Champlain College Online encourages adult learners to “dare to expect more.”
Promote support services
For busy adult learners with full-time jobs and family responsibilities, support services are just as important as academic services.
But marketers shouldn’t bury this information deep within marketing collateral.
Instead, universities and colleges should shine a bright spotlight on their support services as a key reason for enrolling.
Adult learner support comes in many forms:
- Faculty and administrative staff trained to work with and support adult learners;
- Assistance with financial aid, grant, or scholarship applications;
- Parental support, such as kindergartens and parent centers; and
- Resources to help adult learners leverage their professional and life experience to accelerate completion time, such as Prior Learning Assessments and Recognition (PLAR).
Concordia University’s website, for example, promotes its Concordia University Student Parents Centre (CUSP).
It offers a wealth of support information, including financial and childcare resources, and special programs and events listings. It also features inviting photos of a child-friendly space situated on campus that serves as a computer lab, nursery, kitchen, and lounge.
The Concordia University Student Parents Centre helps students with children juggle academics and parenthood.
Focus on outcome rather than experience
For many traditional students, university is their first taste of independence away from home, so they place a lot of importance on the school experience.
But adult learners care less about school experience and more on the benefits of the degree.
Their goal is to advance or switch careers. So use language and imagery that focuses on what prospective adult clients can expect to achieve after successfully completing their degree: increased earning potential, career advancement, new career paths, entrepreneurial possibilities, and new or updated skill set.
For example, forgo those ubiquitous students-in-the-classroom photos and show images and testimonials of adult learners working in their ideal job after having completed their studies.
Know your audience and use inclusive content
Photos of enthusiastic 19-year-olds studying on the university lawn or crowds of fans cheering on the school’s football team can be a big draw for traditional students and their parents.
But these images can alienate adult learners and make them feel as though they have no place in school. Instead, use images that truly represent the diversity of adult learners to create an inclusive space.
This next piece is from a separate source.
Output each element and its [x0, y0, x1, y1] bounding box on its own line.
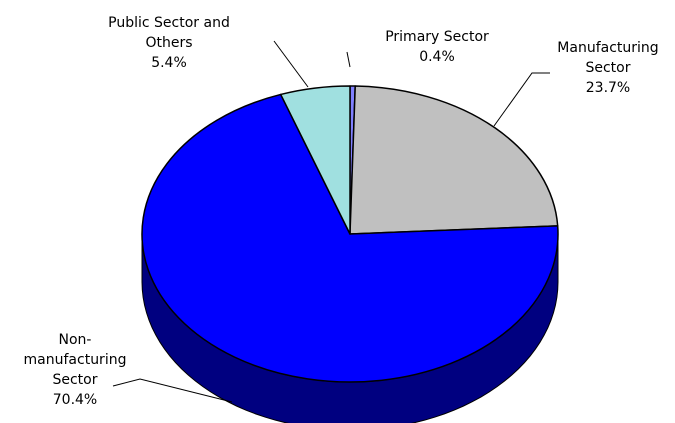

It’s also important to use appropriate content and the right channel for the audience being targeted. A trendy Tik Tok video aimed at recruiting high-school grads likely won’t have the same impact on a 35-year-old finance executive looking to complete an MBA.
LinkedIn and Facebook are better go-to social media channels to target this audience.
McMaster University Continuing Education has its own LinkedIn page
promoting its lifelong learning courses and workshops.
Adult learners will continue to increase
Adult learners have significant roadblocks to overcome—real and imagined—when they consider enrolling in higher education.
With the right mix of strategy, content, and media, higher education marketers can help attract prospective adult learners by allaying the obstacles and concerns that are keeping these non-traditional students from achieving their academic and professional goals.
How do you market your university or college to adult learners?